Was für ein Leben! Was für eine Geschichte!

Eine künstlerisch begabte, 1917 geborene Frau aus gutem, liberal jüdischem Hause muss 1937 ihre Berliner Kunsthochschule verlassen. 1939 emigriert sie nach Südfrankreich, wo sich bereits ihre Großeltern aufhalten. Unter dem Vichy-Regime wird sie mit ihrem Opa interniert, dann wieder freigelassen. Die Oma ist aus dem Fenster gesprungen, wie auch länger vorher schon die Mutter; auch diverse Anverwandte haben den Freitod gewählt.

Die Frau heiratet und beginnt, um sich Todesangst und -trieb vom Leib zu halten, wie manisch zu zeichnen und zu schreiben. Aus 800 von 1300 expressiv-bunten Gouachen, in denen sie comicstripartig und nur leicht verfremdet ihr Schicksal erzählt, entsteht ein Buch als Bilder-Autobiografie.

„Leben? Oder Theater?“ nennt Charlotte Salomon, so ihr Name, dieses „Singespiel“ zum Blättern. 1943 wird sie verraten und verhaftet, nach Auschwitz-Birkenau deportiert, wo sie wohl noch am selben Tag ins Gas muss – im fünften Monat schwanger. Die Bilder gehören heute dem Jüdischen Museum Amsterdam, waren die Vorlage für Bücher und Filme, bald sollen sie auch in ein Ballett verwandelt werden. 2012 wurden sie sogar bei der Kasseler Documenta ausgestellt.

Ja, man kann Auschwitz komponieren

Was für ein Leben! Was für eine Geschichte! Aber ist das auch eine Oper?
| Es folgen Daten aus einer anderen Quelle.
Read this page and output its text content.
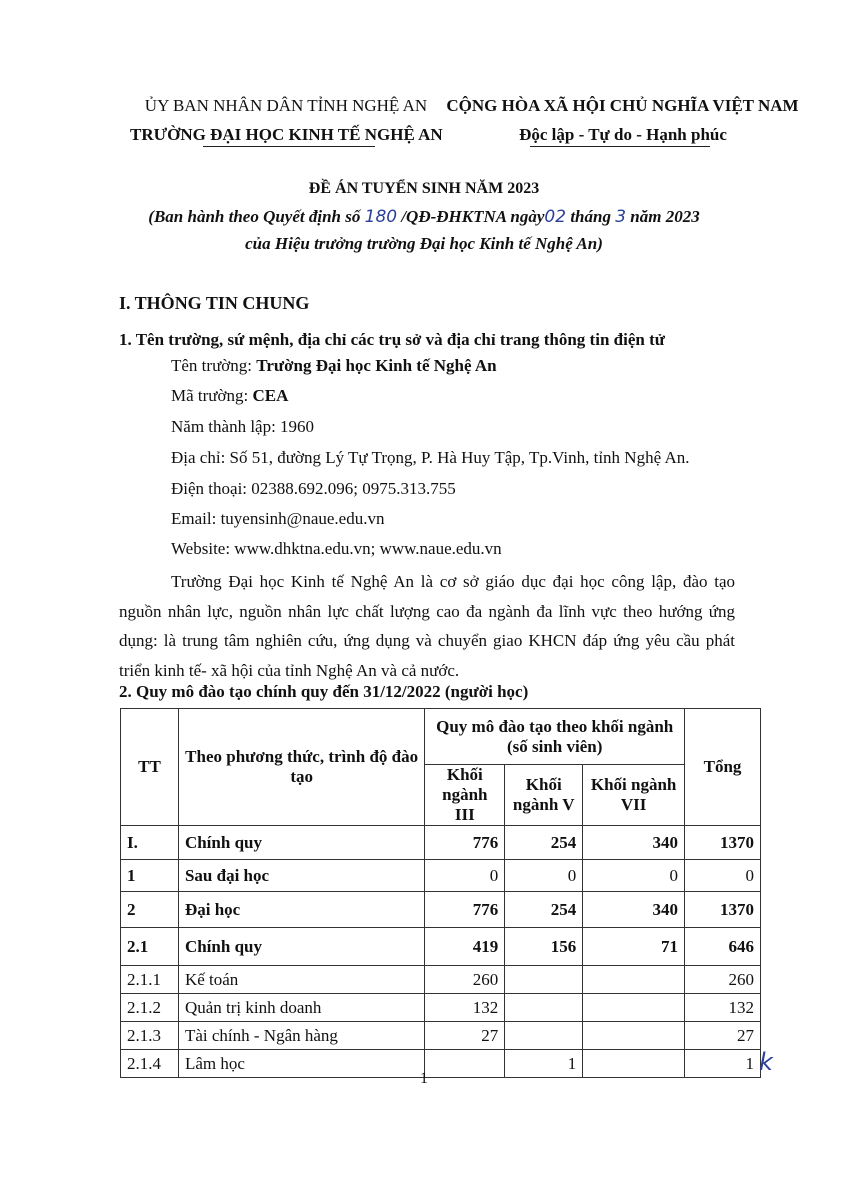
ỦY BAN NHÂN DÂN TỈNH NGHỆ AN
TRƯỜNG ĐẠI HỌC KINH TẾ NGHỆ AN
CỘNG HÒA XÃ HỘI CHỦ NGHĨA VIỆT NAM
Độc lập - Tự do - Hạnh phúc
ĐỀ ÁN TUYỂN SINH NĂM 2023
(Ban hành theo Quyết định số 180 /QĐ-ĐHKTNA ngày02 tháng 3 năm 2023
của Hiệu trưởng trường Đại học Kinh tế Nghệ An)
I. THÔNG TIN CHUNG
1. Tên trường, sứ mệnh, địa chỉ các trụ sở và địa chỉ trang thông tin điện tử
Tên trường: Trường Đại học Kinh tế Nghệ An
Mã trường: CEA
Năm thành lập: 1960
Địa chỉ: Số 51, đường Lý Tự Trọng, P. Hà Huy Tập, Tp.Vinh, tỉnh Nghệ An.
Điện thoại: 02388.692.096; 0975.313.755
Email: tuyensinh@naue.edu.vn
Website: www.dhktna.edu.vn; www.naue.edu.vn
Trường Đại học Kinh tế Nghệ An là cơ sở giáo dục đại học công lập, đào tạo nguồn nhân lực, nguồn nhân lực chất lượng cao đa ngành đa lĩnh vực theo hướng ứng dụng: là trung tâm nghiên cứu, ứng dụng và chuyển giao KHCN đáp ứng yêu cầu phát triển kinh tế- xã hội của tỉnh Nghệ An và cả nước.
2. Quy mô đào tạo chính quy đến 31/12/2022 (người học)
TT	Theo phương thức, trình độ đào tạo	Quy mô đào tạo theo khối ngành (số sinh viên)			Tổng
		Khối ngành III	Khối ngành V	Khối ngành VII	
I.	Chính quy	776	254	340	1370
1	Sau đại học	0	0	0	0
2	Đại học	776	254	340	1370
2.1	Chính quy	419	156	71	646
2.1.1	Kế toán	260			260
2.1.2	Quản trị kinh doanh	132			132
2.1.3	Tài chính - Ngân hàng	27			27
2.1.4	Lâm học		1		1 k
1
Ja, man kann Auschwitz komponieren, so wie man auch Gedichte darüber geschrieben hat, das haben 2010 die Bregenzer Festspiele eindrücklich unter Beweis gestellt, die dort Mieczysław Weinbergs tief berührende „Die Passagierin“ nach den autobiografischen Erinnerungen der heute 90-jährigen Zofia Posmysz szenisch uraufgeführt und den Siegeszug dieses Werks eingeleitet haben, das eben erst in New York gezeigt wurde.

Bei den Salzburger Festspielen, wo jetzt „Charlotte Salomon“ vom französischen Spektralisten Marc-André Dalbavie uraufgeführt wurde, als erster von drei Opern-Aufträgen, die der scheidende Intendant Alexander Pereira zudem bei György Kurtág und Thomas Adès in Auftrag gegeben hat, bleibt es jetzt leider bei der guten Absicht. Fast zweieinhalb mehr und mehr ermüdende Stunden lang hört und sieht man viel Lauteres, wenig wirklich Kreatives, kaum musikdramatisches Eigenleben.

Das veroperte Leben und Werk der Charlotte Salomon kommt hier, das deutet der banale Titel schon an, über einen erbaulich audiovisuellen Volkshochschulvortrag nicht hinaus. Was mit freundlich gutmenschlich gemeintem Applaus im schütter besetzten Auditorium bedacht wurde.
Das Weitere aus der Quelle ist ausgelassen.